2. How could these trends apply to Bellabeat customers?

- Bellabeat customers are more open to fitness ideas that they can practice during the week, during lunch hour, after work, or before going to work.
- Various Mid to low-level activities can be helpful for the customers to gradually/gently increase their daily activity levels and active times.
- Notification to log their activities can encourage their habits to track their fitness activities/routine.  


3. How could these trends help influence Bellabeat marketing strategy?

To target the majority of users:

- In terms of product options and design, Bellabeat customers prefer a wearable they can use daily.
- In terms of an app push notification, the customers will be interested in learning various low-mid level daily activities they can try during the weekdays.
- In the app, the customers want to see more low-level activity fitness tracking options such as meditation, breathing exercises and stretching.

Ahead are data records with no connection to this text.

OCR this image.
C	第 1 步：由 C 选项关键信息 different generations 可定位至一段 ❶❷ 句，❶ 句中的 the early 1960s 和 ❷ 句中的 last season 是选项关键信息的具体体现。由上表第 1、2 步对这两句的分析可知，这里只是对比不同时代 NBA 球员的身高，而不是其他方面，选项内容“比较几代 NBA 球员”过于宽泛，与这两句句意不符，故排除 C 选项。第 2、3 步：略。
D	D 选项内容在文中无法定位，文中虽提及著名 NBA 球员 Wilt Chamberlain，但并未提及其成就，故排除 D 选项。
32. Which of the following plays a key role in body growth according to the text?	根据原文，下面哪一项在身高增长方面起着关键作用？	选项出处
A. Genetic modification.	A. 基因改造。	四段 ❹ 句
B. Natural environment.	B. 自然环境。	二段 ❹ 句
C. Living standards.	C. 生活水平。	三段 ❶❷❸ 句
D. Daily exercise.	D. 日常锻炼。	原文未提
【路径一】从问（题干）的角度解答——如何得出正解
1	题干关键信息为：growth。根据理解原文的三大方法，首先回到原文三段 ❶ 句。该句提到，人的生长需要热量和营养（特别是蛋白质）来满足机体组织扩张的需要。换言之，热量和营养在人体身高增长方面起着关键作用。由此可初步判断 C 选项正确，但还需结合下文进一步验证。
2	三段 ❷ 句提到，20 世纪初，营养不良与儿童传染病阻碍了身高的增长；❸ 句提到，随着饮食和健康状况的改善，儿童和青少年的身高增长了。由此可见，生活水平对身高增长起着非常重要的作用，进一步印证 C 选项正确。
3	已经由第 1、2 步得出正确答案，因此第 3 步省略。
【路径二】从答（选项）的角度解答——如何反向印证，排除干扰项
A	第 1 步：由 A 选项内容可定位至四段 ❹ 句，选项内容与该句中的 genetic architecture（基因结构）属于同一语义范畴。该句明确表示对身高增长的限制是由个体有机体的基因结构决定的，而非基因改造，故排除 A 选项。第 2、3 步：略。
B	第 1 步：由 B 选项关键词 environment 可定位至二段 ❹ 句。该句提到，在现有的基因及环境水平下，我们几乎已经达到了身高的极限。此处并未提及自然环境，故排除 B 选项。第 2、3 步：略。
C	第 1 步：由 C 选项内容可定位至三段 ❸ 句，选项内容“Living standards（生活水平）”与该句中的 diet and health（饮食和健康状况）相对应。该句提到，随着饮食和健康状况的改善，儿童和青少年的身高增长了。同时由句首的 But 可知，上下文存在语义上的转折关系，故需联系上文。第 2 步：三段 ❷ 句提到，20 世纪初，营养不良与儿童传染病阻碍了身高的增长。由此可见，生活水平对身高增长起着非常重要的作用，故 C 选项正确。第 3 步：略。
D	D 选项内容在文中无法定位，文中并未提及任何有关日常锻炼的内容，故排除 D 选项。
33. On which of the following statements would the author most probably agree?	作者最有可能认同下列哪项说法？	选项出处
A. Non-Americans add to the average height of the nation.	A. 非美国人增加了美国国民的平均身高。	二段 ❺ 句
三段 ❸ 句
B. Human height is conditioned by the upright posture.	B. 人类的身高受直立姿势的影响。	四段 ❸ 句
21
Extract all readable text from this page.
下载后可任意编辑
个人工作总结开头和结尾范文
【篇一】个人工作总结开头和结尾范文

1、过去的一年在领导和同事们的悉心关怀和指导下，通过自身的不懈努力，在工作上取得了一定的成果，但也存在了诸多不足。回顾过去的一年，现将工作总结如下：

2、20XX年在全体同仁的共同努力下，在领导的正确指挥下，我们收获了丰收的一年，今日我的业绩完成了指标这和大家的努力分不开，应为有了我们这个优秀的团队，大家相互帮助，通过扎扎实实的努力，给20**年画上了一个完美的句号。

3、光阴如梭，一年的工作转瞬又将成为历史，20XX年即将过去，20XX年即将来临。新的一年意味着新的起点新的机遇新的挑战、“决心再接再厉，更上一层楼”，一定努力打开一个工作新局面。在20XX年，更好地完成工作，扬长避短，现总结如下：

To target the highly active users:

- In terms of product options, highly active customers will prefer a product/services that can track their progress, take on challenges, and compete with other users.
- In terms of app push notifications, the customers will be interested in learning how to improve their performance, specific techniques, and professional community in a local area.
- In the app, the customers want to see their quality of break (or sleep).